|Baseball field in Manassas VA 2021-9|
Mary Jordan and Kevin Sullivan offer a story ("Alone in Death") in the Washington Post about the large number of people who die of COVID unidentified, unclaimed, and go to nameless graves.
This happens not just because of poverty. Many families break down with loss of communication because of personal or even political differences, to the point that some people are totally “lost” when found dead.
Typically relatives who have lost touch are contacted, by law, if the deceased had not named an executor (or been able to name one because of lack of social ties).
This can be the way personal agency plays out in a society that is hyperindividualistic and polarized (along with "MGTOW").

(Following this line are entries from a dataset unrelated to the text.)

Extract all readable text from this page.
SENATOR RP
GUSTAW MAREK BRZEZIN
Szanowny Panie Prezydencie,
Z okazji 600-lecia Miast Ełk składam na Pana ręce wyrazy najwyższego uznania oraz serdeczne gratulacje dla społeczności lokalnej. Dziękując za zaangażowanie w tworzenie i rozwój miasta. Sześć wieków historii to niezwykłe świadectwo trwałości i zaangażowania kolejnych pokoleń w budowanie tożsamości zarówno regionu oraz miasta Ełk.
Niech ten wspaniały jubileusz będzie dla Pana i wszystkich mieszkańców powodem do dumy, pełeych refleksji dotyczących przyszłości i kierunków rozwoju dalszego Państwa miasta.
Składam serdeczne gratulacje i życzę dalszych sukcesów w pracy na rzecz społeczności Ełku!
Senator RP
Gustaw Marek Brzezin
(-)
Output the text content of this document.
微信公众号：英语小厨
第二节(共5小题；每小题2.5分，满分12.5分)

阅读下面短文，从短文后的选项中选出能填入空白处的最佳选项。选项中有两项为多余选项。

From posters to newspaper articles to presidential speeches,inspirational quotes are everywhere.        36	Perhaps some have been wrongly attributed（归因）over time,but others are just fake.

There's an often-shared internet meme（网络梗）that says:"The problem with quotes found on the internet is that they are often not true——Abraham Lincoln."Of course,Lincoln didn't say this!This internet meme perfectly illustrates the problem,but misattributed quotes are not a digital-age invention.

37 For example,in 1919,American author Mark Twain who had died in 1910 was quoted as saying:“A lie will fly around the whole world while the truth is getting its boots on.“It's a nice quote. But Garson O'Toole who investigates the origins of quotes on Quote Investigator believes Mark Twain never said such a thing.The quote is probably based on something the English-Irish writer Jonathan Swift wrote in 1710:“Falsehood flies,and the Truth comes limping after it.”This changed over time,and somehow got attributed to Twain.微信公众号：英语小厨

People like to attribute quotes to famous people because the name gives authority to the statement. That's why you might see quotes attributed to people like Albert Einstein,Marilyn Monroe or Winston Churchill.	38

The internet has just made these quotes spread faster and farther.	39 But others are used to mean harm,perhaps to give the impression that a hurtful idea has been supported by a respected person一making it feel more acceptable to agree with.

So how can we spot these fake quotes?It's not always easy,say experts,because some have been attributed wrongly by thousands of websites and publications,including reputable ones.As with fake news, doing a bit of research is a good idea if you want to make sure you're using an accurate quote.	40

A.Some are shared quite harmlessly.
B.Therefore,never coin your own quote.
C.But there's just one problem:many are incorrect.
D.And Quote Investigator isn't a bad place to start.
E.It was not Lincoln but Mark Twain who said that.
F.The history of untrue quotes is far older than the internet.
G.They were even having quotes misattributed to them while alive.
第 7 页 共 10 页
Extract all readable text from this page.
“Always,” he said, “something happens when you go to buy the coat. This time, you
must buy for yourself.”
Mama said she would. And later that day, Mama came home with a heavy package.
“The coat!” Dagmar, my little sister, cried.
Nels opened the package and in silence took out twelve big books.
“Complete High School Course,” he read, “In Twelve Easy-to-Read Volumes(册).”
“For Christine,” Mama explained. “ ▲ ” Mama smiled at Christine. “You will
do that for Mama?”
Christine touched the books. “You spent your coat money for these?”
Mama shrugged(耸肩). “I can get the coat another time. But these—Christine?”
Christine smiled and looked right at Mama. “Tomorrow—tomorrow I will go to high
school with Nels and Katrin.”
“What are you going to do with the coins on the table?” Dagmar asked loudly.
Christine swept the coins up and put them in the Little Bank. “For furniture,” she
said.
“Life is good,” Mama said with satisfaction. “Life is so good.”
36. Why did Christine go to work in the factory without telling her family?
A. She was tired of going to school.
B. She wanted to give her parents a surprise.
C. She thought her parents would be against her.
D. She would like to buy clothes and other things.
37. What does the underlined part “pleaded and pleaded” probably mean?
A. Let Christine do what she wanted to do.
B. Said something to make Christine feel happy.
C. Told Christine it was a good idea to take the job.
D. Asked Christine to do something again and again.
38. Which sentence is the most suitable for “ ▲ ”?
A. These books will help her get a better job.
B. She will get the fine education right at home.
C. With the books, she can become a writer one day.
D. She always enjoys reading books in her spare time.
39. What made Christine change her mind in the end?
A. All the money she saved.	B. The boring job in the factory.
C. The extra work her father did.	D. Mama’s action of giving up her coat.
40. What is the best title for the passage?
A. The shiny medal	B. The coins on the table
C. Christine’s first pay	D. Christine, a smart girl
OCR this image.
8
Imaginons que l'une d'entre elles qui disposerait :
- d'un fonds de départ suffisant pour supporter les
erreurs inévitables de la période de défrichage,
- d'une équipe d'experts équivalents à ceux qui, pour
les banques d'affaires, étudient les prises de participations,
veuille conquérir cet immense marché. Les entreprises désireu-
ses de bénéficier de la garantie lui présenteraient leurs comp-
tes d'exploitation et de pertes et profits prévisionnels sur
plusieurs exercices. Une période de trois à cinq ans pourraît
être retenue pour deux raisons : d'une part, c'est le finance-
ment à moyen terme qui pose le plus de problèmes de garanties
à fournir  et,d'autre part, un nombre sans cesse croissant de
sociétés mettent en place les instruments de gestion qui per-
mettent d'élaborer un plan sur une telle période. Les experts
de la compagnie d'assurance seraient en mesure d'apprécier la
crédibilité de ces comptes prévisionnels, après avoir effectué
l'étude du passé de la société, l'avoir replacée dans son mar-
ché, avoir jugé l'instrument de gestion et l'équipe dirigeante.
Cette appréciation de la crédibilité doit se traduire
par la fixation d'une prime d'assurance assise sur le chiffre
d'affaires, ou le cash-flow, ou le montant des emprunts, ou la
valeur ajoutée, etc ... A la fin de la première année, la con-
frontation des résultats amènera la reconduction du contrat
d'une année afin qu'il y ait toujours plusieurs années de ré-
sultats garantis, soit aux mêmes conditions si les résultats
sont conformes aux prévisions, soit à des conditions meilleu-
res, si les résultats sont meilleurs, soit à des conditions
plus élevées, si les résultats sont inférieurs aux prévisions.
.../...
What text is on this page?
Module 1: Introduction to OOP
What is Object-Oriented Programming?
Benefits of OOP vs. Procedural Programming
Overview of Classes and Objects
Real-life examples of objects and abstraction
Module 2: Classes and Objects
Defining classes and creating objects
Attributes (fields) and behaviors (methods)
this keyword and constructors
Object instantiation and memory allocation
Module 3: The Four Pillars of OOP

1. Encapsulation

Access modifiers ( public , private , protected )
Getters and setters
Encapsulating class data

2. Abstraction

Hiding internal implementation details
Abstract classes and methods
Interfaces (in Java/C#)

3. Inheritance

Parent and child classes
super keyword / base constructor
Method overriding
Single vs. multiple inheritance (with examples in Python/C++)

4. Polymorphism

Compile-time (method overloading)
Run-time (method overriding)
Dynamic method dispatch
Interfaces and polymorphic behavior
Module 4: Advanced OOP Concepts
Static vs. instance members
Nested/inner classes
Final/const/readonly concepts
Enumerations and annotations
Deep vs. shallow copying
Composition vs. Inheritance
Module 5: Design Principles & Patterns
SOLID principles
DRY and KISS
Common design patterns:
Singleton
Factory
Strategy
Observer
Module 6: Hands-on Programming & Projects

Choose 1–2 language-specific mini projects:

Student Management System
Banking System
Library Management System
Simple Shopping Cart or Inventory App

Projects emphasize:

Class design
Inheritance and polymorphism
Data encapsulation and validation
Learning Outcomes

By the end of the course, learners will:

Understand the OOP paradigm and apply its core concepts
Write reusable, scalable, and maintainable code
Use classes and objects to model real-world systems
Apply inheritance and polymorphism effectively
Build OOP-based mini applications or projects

My own intention, if I ever got severe Covid, would be never to go on a ventilator, instead be given a sedative and allowed to pass at my age, with only the attorney contacted. Frankly, because of the course of my own life, death to a disease released by a communist adversary would be shameful. I would not want a funeral or burial in such circumstances. For something like this, I have to own my own shame. There is also the idea that, given the reckless behavior of so many people, we are turning to a society of “survival of the fittest” whether intentionally or not. We also have a world where people climb by the existential and often unwilling sacrifices of others.
But of course all the usual challenges of old age, and knowledge that something will end (my) life, are always there.